Atop the podium in the square stands an officious-looking speaker, no doubt making grand proclamations about the blessedness of this town and hopes for good fortune in the upcomming year. All the driver can make out is the boom of amplified but unclear words, and the overwrought gestures of a man basking in the esteem -dare he thinks admiration?- in which he believes himself to be held.

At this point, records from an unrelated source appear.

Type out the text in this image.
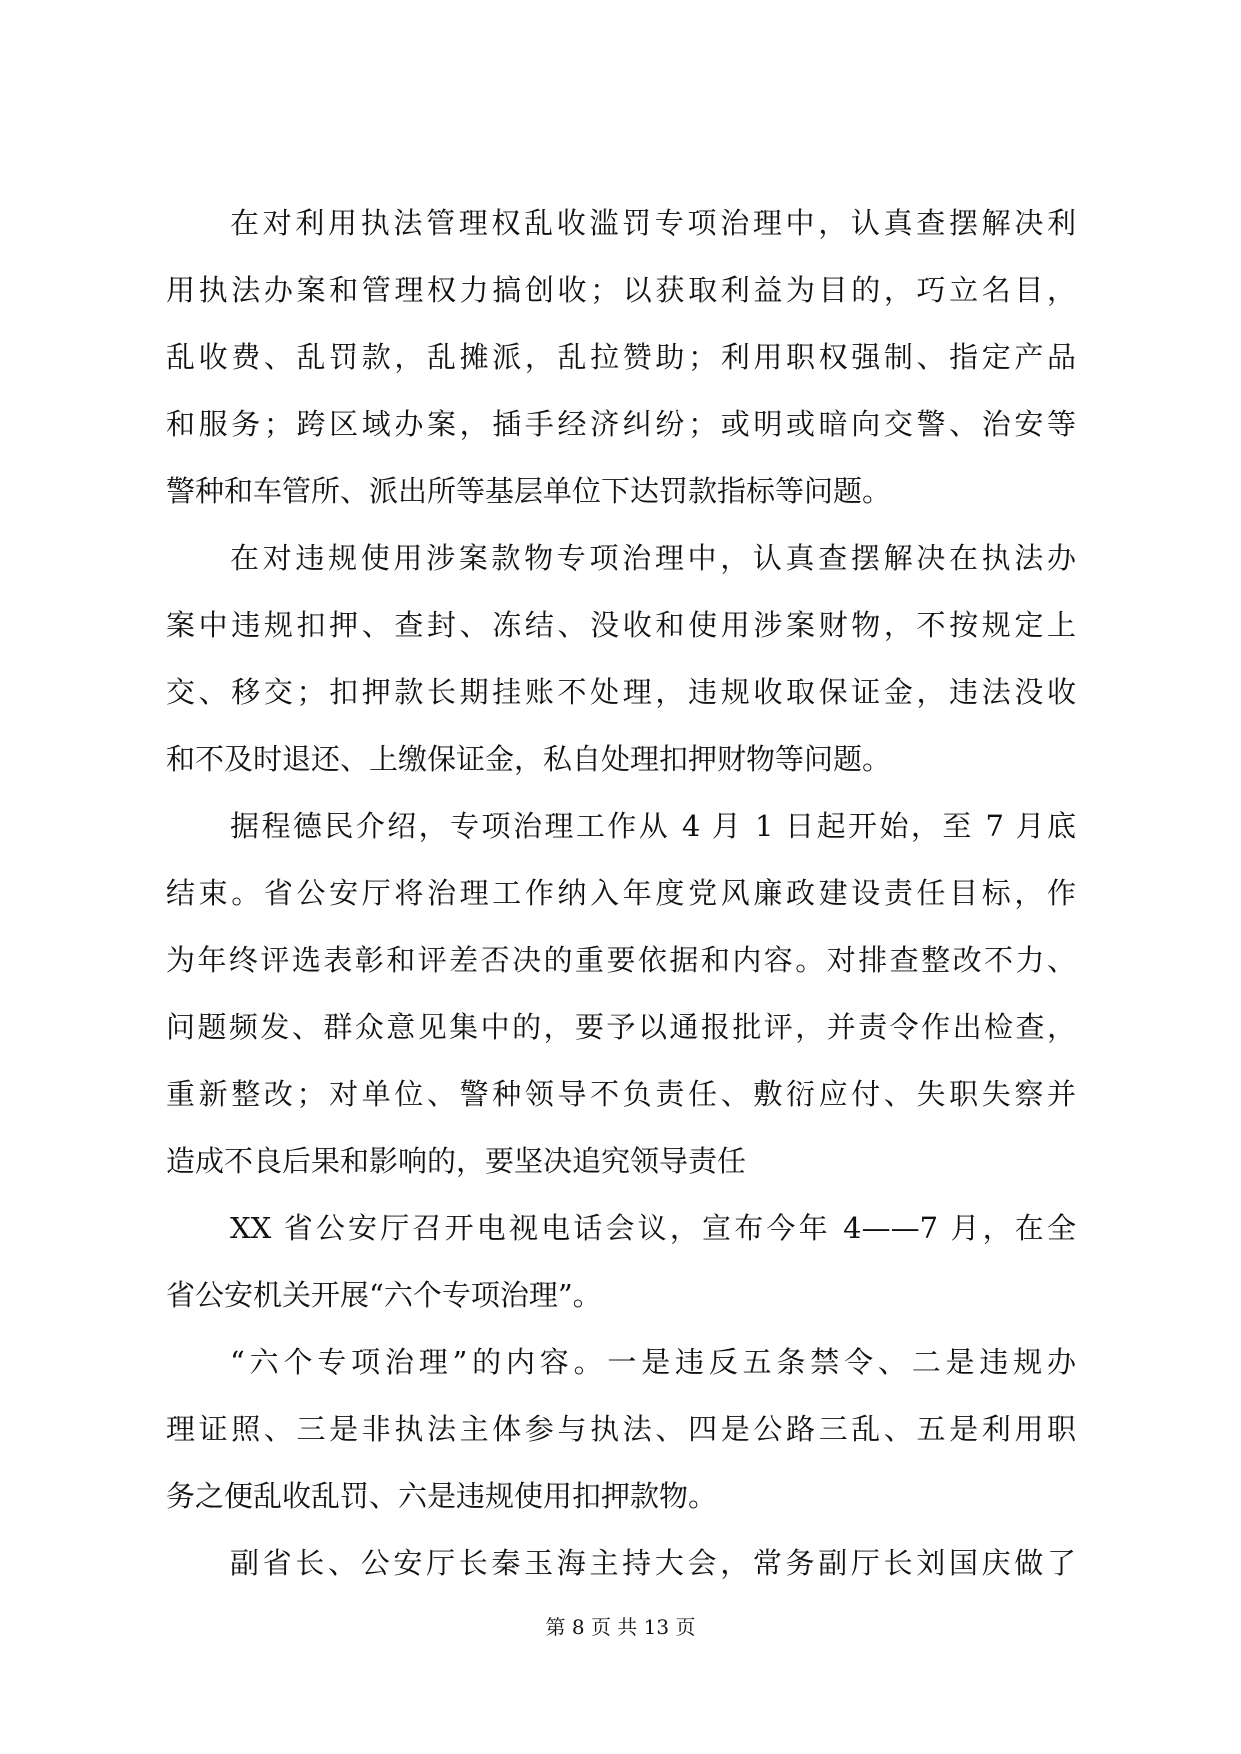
在对利用执法管理权乱收滥罚专项治理中，认真查摆解决利
用执法办案和管理权力搞创收；以获取利益为目的，巧立名目，
乱收费、乱罚款，乱摊派，乱拉赞助；利用职权强制、指定产品
和服务；跨区域办案，插手经济纠纷；或明或暗向交警、治安等
警种和车管所、派出所等基层单位下达罚款指标等问题。
在对违规使用涉案款物专项治理中，认真查摆解决在执法办
案中违规扣押、查封、冻结、没收和使用涉案财物，不按规定上
交、移交；扣押款长期挂账不处理，违规收取保证金，违法没收
和不及时退还、上缴保证金，私自处理扣押财物等问题。
据程德民介绍，专项治理工作从 4 月 1 日起开始，至 7 月底
结束。省公安厅将治理工作纳入年度党风廉政建设责任目标，作
为年终评选表彰和评差否决的重要依据和内容。对排查整改不力、
问题频发、群众意见集中的，要予以通报批评，并责令作出检查，
重新整改；对单位、警种领导不负责任、敷衍应付、失职失察并
造成不良后果和影响的，要坚决追究领导责任
XX 省公安厅召开电视电话会议，宣布今年 4——7 月，在全
省公安机关开展“六个专项治理”。
“六个专项治理”的内容。一是违反五条禁令、二是违规办
理证照、三是非执法主体参与执法、四是公路三乱、五是利用职
务之便乱收乱罚、六是违规使用扣押款物。
副省长、公安厅长秦玉海主持大会，常务副厅长刘国庆做了
第 8 页 共 13 页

An unconscious recognition automatically brings up a very palatable hate in the driver, to the point where it usurps the buffet of fear, sadness, and loneliness on which he had previously been snacking. The remains of these hearty appetizers leave a faint afterglow in his mouth. A hateful mouthful, like wine, comes to wash them out. He knows this man, in a guttural kind of recognition. This recognition causes him to smile, all the while gritting his teeth. Of course, he doesn’t know him by name or by face. He knows, or has known, others of the same pompous caricature: starting with early childhood and leading all the way up to the present day.

His first memories of Michigan began with such a man: his father’s boss, who also happened to be their landlord. He was a red-faced, incomprehensible man whose only mode of communication was the dying end of a hoarse shout. The man drank, yelled, and soon forgot what he was worked up about, so that he would have to start from the beginning, except more belligerent and out of breath.